The opinion includes a standard-of-review paragraph. It is just as useless as such paragraphs always are but, having mentioned several times that they result from the court’s mechanical methodology, we have stopped commenting on them. (We’ve also stopped praising opinions in which they don’t appear or appear for some actual purpose; mea culpa, even we get issue-weary.) So why mention this one? Because it is headed, not “Standard of Review,” but instead “Legal Principles.” The section after it is headed “Intentional Infliction of Emotional Distress.” Apparently, intentional infliction is no longer considered a legal principle. Or else it is a “legal principle” but not the sort of legal principle which, by some standard known only to the court, merits inclusion in a paragraph devoted to legal principles. Or else the court thinks of procedural principles as “legal” and substantive principles as . . . something else. Or else someone couldn’t bear typing “Standard of Review” for the 90th time but equally couldn’t bear just skipping the whole thing.

(link to opinion)

Wells Fargo v. Hon. Hoag (CA1 1/28/16)

A statute (12-25108) and ARCAP 7 that reflects it nowadays provide a formula for figuring the amount of a supersedeas bond. The issue here is whether, when the formula doesn’t apply, they prevent the trial court from requiring any sort of security.

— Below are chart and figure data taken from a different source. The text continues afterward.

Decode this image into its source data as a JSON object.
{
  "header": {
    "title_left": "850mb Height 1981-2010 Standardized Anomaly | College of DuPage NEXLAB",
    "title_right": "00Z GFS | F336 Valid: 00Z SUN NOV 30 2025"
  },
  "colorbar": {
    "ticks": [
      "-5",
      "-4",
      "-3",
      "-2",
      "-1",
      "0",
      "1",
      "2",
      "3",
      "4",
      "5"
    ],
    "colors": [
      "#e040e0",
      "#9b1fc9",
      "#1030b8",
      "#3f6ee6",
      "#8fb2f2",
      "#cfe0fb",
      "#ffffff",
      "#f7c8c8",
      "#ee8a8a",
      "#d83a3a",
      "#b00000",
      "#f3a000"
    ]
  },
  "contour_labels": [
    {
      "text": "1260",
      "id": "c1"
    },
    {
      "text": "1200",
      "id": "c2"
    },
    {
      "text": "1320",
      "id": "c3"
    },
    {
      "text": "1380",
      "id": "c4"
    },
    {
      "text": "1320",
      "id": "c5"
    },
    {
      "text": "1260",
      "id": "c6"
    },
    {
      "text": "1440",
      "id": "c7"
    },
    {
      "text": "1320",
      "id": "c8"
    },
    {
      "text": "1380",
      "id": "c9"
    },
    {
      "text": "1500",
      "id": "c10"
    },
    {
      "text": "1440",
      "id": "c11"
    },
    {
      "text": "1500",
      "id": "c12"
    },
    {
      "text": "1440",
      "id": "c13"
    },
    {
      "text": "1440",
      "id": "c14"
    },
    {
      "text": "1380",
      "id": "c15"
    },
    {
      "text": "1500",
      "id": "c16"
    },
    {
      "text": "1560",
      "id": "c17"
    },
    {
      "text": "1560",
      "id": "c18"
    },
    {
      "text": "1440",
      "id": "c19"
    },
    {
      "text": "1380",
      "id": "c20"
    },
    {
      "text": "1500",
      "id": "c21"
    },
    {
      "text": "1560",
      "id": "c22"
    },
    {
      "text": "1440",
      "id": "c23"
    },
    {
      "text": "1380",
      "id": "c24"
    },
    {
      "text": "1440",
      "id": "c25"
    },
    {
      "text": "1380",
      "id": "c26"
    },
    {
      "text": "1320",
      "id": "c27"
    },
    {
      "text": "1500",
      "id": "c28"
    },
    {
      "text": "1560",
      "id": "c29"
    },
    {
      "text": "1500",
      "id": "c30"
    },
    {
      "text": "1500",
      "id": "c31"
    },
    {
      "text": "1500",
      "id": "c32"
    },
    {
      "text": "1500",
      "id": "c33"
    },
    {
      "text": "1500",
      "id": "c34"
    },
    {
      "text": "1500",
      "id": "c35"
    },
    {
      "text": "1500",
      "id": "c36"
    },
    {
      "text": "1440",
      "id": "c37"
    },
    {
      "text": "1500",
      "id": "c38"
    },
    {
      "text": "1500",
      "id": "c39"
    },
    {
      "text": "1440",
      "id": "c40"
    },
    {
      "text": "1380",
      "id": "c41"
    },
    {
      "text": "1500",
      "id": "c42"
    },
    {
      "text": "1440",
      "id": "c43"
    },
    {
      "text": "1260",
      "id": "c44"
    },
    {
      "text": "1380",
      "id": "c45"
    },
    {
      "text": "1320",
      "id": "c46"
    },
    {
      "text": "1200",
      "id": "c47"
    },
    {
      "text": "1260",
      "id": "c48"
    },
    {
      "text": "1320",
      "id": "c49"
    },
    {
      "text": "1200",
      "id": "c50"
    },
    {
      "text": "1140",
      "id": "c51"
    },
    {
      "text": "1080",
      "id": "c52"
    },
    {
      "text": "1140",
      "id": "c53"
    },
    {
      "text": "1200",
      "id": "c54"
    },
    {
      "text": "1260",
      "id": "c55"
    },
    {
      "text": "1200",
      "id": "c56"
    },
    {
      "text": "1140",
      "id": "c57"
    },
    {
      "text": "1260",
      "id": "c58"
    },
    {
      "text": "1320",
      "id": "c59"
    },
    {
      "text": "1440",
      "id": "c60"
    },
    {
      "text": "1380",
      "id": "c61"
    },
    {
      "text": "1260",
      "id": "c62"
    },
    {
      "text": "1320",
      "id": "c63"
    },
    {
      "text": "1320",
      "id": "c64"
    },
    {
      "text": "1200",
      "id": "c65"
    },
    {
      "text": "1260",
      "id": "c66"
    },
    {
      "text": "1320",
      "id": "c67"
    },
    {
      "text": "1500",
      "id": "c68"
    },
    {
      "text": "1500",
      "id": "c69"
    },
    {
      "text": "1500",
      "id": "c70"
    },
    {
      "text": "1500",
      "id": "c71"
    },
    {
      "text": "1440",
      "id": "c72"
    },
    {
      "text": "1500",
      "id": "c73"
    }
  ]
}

This is the same case as Hoag v. French; go there for the underlying details. At some point the trial court made a ruling that resulted in this special action. To recap: Hoag had attempted to protect his substantial trust assets from a default judgment by appointing an offshore trustee; the earlier opinion removed the trustee from the proceedings but the bank continued its collection efforts under an equitable judgment that said it could and that enjoined Hoag from interfering.  Hoag moved to stay that judgment; for reasons not stated in the opinion the bank did not object to the stay itself. But Hoag wanted a stay without filing a supersedeas bond, on the theory that the new bond formula is linked to a money judgment and that since the judgment in question did not award money no bond was called for. The trial court agreed with Hoag; we’ll cut it some slack because the formula is new and the statute not particularly well thought-out. The bank took special action.

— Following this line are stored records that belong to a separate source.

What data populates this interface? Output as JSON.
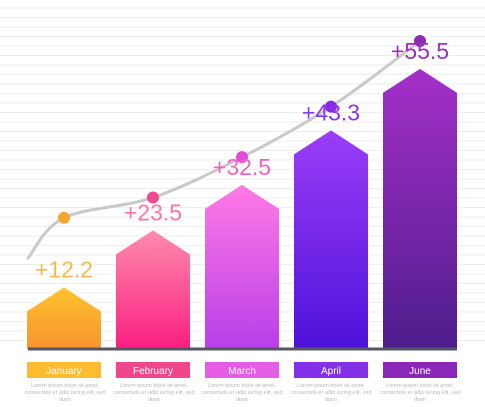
{
  "chart_data": {
    "type": "bar",
    "categories": [
      "January",
      "February",
      "March",
      "April",
      "June"
    ],
    "values": [
      12.2,
      23.5,
      32.5,
      43.3,
      55.5
    ],
    "value_labels": [
      "+12.2",
      "+23.5",
      "+32.5",
      "+43.3",
      "+55.5"
    ],
    "trend_line": {
      "values": [
        18,
        26,
        30,
        38,
        48,
        61
      ],
      "color": "#c9c9c9",
      "marker_colors": [
        "#f6a530",
        "#f04a8e",
        "#e24ad8",
        "#8a2be2",
        "#8a2bb0"
      ]
    },
    "colors": {
      "bar_tops": [
        "#ffc42e",
        "#ff8cae",
        "#ff7ae6",
        "#9b3df7",
        "#a430c8"
      ],
      "bar_bottoms": [
        "#f7932f",
        "#f91e80",
        "#b83fe8",
        "#4e12d9",
        "#4e1d8c"
      ],
      "category_tags": [
        "#fbbc2e",
        "#f0468c",
        "#e55ce6",
        "#8330e8",
        "#8a27b8"
      ],
      "value_labels": [
        "#f8b84a",
        "#ff76a6",
        "#f262c4",
        "#8a34ee",
        "#9b2fbe"
      ],
      "baseline": "#555566",
      "gridlines": "#eeeeee"
    },
    "captions": [
      "Lorem ipsum dolor sit amet, consectetu er adip iscing elit, sed diam",
      "Lorem ipsum dolor sit amet, consectetu er adip iscing elit, sed diam",
      "Lorem ipsum dolor sit amet, consectetu er adip iscing elit, sed diam",
      "Lorem ipsum dolor sit amet, consectetu er adip iscing elit, sed diam",
      "Lorem ipsum dolor sit amet, consectetu er adip iscing elit, sed diam"
    ],
    "ylim": [
      0,
      62
    ],
    "grid": true,
    "legend": "none",
    "title": "",
    "xlabel": "",
    "ylabel": ""
  }
}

The Court of Appeals accepts it as an issue of statewide importance. The bank had apparently framed the issue as whether use of the formula is required only for money judgments; the trial court ruled that it applies to all actions. The appellate court reframes the issue as whether the statue and rule “bar a superior court from taking other steps to preserve the status quo or the effectiveness of a judgment it has stayed pending appeal.”  The opinion says that this is “narrower and dispositive.” “Narrower” is arguable; “dispositive” means “we’ve thought of another way to reach a suitable result.”

That way is to use a provision of Rule 7 that allows the trial court to “make any further order, other than or in addition to the bond, appropriate to preserve the status quo or the effectiveness of the judgment.” The court looks to decisions from other jurisdictions and concludes that the provision applies when a party would otherwise be “effectively and practically [deprived] . . . of the benefits it received by virtue of the judgment in its favor” and would “thereby suffer real, not hypothetical or speculative, harm.” In this case the effect of the stay was to allow Hoag to deplete the trusts that the judgment allowed the bank to go after.

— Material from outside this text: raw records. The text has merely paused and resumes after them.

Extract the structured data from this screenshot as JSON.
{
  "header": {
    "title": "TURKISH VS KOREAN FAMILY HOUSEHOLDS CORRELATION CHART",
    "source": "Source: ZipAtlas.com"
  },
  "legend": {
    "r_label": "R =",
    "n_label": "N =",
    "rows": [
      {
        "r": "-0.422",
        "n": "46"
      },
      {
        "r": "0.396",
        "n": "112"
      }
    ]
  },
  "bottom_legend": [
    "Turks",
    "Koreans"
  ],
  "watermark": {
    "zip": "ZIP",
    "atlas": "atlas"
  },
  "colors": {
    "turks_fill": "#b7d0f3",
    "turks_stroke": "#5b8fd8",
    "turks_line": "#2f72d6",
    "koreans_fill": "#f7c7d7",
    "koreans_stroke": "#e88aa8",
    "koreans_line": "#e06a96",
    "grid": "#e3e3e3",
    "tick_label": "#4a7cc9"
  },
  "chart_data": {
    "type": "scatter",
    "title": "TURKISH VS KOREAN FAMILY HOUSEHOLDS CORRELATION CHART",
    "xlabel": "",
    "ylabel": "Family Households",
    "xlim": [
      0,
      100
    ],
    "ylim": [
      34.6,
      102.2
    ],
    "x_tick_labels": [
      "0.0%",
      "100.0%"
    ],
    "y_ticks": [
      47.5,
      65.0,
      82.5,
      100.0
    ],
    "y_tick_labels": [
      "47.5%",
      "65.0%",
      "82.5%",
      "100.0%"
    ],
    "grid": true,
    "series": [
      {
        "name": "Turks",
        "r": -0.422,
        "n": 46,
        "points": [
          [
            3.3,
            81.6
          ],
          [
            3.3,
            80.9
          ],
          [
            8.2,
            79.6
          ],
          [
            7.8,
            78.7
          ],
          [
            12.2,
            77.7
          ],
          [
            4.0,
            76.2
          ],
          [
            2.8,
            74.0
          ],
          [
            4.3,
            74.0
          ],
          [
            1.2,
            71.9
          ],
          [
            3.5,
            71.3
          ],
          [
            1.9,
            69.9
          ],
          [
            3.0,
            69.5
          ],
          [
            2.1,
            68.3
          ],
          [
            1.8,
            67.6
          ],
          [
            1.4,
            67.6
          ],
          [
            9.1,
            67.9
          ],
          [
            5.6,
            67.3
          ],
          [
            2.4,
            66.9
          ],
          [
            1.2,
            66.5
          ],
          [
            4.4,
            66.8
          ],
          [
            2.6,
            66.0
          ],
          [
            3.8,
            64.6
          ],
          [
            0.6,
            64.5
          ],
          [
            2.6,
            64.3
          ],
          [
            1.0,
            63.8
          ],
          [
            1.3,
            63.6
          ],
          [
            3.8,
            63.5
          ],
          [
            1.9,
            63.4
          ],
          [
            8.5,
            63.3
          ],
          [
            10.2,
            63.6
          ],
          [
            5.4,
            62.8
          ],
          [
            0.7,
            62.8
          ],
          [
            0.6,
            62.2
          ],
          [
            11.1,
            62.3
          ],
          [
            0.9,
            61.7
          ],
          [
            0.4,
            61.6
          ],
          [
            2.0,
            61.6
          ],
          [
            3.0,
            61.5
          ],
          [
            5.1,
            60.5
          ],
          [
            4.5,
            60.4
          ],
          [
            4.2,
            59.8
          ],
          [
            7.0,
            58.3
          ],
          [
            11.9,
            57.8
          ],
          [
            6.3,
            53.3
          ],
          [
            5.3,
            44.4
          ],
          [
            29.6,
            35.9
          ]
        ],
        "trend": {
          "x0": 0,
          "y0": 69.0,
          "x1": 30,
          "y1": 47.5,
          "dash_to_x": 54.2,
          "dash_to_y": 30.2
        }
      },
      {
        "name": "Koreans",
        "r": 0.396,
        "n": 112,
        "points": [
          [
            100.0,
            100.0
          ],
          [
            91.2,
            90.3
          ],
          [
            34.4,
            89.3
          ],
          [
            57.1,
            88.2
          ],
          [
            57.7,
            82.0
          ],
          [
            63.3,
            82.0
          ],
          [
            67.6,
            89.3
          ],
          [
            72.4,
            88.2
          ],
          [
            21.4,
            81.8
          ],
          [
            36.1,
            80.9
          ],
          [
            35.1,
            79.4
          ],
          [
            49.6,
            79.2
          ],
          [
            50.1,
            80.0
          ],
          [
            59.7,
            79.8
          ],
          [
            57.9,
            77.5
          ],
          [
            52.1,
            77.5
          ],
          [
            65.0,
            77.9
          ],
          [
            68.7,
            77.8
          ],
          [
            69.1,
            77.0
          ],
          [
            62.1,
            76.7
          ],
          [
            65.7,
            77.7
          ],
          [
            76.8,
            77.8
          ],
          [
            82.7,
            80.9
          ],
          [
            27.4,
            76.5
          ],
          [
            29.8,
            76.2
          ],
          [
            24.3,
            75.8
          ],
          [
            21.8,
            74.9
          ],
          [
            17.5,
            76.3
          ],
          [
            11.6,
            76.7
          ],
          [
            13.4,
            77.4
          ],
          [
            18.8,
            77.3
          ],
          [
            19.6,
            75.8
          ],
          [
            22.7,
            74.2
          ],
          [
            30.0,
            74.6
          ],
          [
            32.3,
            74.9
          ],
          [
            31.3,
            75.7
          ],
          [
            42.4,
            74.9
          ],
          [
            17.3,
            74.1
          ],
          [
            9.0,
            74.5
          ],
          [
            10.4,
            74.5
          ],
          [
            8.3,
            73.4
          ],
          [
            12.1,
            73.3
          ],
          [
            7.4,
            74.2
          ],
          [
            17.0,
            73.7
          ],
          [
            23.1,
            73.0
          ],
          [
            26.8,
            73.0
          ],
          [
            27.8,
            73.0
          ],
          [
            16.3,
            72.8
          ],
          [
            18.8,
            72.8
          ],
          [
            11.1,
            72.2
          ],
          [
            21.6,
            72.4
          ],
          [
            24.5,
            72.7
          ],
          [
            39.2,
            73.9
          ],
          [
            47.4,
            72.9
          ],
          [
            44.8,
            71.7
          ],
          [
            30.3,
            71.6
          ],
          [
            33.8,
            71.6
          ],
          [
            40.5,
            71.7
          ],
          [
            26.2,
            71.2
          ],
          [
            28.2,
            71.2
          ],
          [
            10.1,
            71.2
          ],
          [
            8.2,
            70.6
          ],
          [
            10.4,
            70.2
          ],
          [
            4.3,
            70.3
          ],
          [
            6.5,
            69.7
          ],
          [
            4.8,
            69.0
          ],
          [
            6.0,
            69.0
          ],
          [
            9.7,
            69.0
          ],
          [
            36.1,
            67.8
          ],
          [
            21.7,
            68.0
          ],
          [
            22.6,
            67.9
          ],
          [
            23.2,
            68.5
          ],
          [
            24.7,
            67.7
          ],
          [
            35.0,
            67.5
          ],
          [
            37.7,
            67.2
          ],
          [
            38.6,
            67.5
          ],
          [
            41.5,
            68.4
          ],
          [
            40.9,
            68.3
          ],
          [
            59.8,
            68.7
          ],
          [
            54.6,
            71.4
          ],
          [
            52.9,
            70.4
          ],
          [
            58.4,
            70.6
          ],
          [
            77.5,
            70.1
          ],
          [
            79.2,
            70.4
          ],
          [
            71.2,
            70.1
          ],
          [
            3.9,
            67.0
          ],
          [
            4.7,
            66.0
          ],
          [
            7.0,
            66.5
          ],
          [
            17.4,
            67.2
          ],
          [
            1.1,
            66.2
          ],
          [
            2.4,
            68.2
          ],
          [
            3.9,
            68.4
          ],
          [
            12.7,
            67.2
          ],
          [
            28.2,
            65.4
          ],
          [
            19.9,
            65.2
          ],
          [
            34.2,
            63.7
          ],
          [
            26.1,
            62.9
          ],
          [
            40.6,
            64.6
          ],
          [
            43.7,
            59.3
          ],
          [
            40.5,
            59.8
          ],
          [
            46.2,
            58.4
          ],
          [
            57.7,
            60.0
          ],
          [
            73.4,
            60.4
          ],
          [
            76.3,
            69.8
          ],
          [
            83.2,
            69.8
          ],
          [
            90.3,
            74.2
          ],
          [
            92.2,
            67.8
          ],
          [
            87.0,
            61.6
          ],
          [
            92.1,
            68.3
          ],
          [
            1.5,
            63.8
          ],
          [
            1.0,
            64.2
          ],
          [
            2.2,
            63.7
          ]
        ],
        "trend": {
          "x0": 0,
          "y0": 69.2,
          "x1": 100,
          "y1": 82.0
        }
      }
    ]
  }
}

The court remands and directs the trial court to “consider” whether some arrangement – the bank had suggested that the trust payments be held in escrow – would be appropriate.

The problem is of course that evading the issue as raised by the bank suggests that the trial court was right. It really would be better to clarify the statute than to promote an ancillary provision to the position of governing law on supersedeas in equitable actions.